By the way, 262658 is 0x40202 while 262914 is 0x40302, so this might very well be dependent on the R version you generated those files with (4.2.2 vs. 4.3.2?). Probably easy to verify.

emmamendelsohn commented 8 months ago

All files from my example with R 4.3.2.

pitrou commented 8 months ago

@emmamendelsohn Ah, I was talking about the uncompressed example from @amoeba . As I said above, differences in compressed files should not be a surprise. Do you still see differences if you generate uncompressed files?

emmamendelsohn commented 8 months ago

I see. Yes for uncompressed we found Linux and Windows had the same hash, while macOS was different, all on 4.3.2. Let me know if you'd like me to share those files.

pitrou commented 8 months ago

Thank you! Yes, you can share the Linux and macOS files for example.

(I suspect the final reason will be similar: slightly different R metadata serialized, for which I'll let R-Arrow experts answer :-))
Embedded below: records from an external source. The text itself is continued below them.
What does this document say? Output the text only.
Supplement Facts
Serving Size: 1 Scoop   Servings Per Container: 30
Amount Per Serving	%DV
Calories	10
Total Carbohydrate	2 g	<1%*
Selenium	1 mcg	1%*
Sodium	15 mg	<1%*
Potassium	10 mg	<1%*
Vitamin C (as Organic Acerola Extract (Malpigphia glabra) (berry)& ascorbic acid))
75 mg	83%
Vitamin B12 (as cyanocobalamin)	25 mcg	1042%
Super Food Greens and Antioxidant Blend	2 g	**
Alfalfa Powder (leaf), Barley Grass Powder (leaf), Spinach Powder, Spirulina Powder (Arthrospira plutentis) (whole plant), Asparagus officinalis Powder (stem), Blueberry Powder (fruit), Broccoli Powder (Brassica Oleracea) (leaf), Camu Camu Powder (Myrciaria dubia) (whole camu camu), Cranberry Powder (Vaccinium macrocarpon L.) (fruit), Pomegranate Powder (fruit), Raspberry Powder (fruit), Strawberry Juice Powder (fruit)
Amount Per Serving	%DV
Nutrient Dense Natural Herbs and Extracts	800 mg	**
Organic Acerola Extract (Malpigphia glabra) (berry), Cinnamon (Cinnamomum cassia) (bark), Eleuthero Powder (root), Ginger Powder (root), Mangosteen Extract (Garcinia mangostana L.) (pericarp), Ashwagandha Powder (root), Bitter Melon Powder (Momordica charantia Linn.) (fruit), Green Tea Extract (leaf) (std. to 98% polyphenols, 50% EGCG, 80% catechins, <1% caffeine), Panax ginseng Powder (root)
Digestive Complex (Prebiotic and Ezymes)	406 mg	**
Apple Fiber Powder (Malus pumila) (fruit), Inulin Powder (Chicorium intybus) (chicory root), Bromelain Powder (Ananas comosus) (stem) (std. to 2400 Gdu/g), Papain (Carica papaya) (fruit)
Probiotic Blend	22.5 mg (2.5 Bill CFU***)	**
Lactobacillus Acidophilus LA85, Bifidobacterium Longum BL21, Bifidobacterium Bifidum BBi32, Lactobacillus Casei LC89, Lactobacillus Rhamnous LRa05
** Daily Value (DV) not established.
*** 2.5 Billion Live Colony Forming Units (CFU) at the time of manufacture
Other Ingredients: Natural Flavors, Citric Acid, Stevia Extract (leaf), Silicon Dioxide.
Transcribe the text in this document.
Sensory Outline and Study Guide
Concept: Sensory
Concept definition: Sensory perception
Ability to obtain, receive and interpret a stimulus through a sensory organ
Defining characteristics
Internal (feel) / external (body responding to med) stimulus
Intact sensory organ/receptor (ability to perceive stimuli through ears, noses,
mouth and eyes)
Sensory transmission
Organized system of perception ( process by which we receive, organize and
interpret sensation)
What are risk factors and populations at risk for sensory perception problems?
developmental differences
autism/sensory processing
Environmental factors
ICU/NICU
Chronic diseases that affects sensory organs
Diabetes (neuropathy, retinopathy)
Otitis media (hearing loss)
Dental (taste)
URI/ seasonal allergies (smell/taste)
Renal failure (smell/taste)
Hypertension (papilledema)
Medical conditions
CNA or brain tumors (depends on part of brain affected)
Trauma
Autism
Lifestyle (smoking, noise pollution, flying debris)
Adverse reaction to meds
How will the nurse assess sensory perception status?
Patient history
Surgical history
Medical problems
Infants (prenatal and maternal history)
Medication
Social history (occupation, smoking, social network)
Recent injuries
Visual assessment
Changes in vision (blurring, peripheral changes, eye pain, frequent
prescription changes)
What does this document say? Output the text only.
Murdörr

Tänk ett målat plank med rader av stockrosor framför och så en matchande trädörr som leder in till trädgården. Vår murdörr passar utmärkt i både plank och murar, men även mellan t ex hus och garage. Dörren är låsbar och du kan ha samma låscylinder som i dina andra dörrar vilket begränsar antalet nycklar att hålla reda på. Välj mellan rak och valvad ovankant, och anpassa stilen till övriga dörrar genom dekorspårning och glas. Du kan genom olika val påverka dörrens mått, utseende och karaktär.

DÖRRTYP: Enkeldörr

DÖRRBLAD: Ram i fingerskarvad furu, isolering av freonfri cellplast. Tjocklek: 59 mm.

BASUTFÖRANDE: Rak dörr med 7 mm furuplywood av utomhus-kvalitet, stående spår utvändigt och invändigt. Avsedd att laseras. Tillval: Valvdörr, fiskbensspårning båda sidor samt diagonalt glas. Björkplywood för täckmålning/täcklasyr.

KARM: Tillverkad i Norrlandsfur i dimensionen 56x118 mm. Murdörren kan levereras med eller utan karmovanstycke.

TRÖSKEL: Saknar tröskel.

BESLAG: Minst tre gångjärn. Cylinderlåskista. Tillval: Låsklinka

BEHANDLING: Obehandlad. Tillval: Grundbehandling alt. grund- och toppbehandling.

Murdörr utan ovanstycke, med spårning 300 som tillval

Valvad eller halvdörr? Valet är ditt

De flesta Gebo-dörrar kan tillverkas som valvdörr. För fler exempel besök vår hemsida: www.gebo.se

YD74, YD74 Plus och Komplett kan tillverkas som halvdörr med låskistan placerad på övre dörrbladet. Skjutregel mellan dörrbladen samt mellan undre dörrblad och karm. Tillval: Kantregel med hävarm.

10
amoeba commented 8 months ago

Thanks for looking at this @pitrou, the R version and metadata causing the issue makes sense. I'll look into what we're doing in that regard next.

emmamendelsohn commented 8 months ago

Actually, I was mistaken, all three systems have different hashes when uncompressed. This matches @amoeba's example above. uncompressed-mtcars-parquet.zip

pitrou commented 8 months ago

Thanks @emmamendelsohn . After taking a quick look: 1) all three files differ only in the Parquet metadata, not the actual data 2) once deserialized, the Arrow schema is the same, except for R metadata (depending on R version perhaps: it might have been 4.3.3 on Linux vs. 4.3.2 on Windows and Mac?) 3) hence, most of the difference seems to be in the way the Arrow schema is serialized by flatbuffers. This is certainly harmless as long as the data is the same once deserialized.

Is there a particular reason you were wondering about these files being different?

pitrou commented 8 months ago

This is an interesting flatbuffers commit message as we do have a similar piece of code. And binary inspection of the serialized Flatbuffers metadata seems to match this interpretation.

emmamendelsohn commented 8 months ago

@pitrou the different hashes became an issue for our team using a collaborative R targets workflow. In short, we use a shared S3 bucket for object storage so that each user can easily access the same versioned objects. This is especially useful for things like model objects that take a long time to produce. However, for large raw data files, we've found that the cost of transferring to/from AWS is too high, so each user saves the files locally as parquets. The targets version tracking system needs to register that these local files have the expected hash to be able to run downstream endpoints. When the file hashes differ across systems, targets detects a change and invalidates subsequent endpoints.

Anyway, we're rethinking some aspects of this approach, and so this may not be relevant in the future. Appreciate you looking into it nonetheless!

pitrou commented 8 months ago

Yes, I think you should probably reconsider, because it is not realistic to expect a sophisticated compression-based format like Parquet to always generate the same bitwise data using slightly different producers.

emmamendelsohn commented 8 months ago

Makes sense!

noamross commented 8 months ago

Would @nealrichardson @jonkeane or @paleolimbot be able to explain the R-specific metadata that generated maybe point to the code in the package where this occurs? From a quick inspection it looks a summary of the data frame schema in R's ASCII serialization format.

amoeba commented 8 months ago

@noamross it looks like we do that here https://github.com/apache/arrow/blob/9ca7d787402c715ee84c1bb21cfca0e54ae2f12d/r/R/metadata.R#L19-L33

(calling into serialize as you guessed)

nealrichardson commented 8 months ago

@noamross IIRC the purpose of this is so that object attributes, including R class names, is preserved so that you can round-trip the data to parquet or arrow files and get the same R types back. If you had a bare data.frame and only vanilla R vector types, I would expect the metadata to be empty.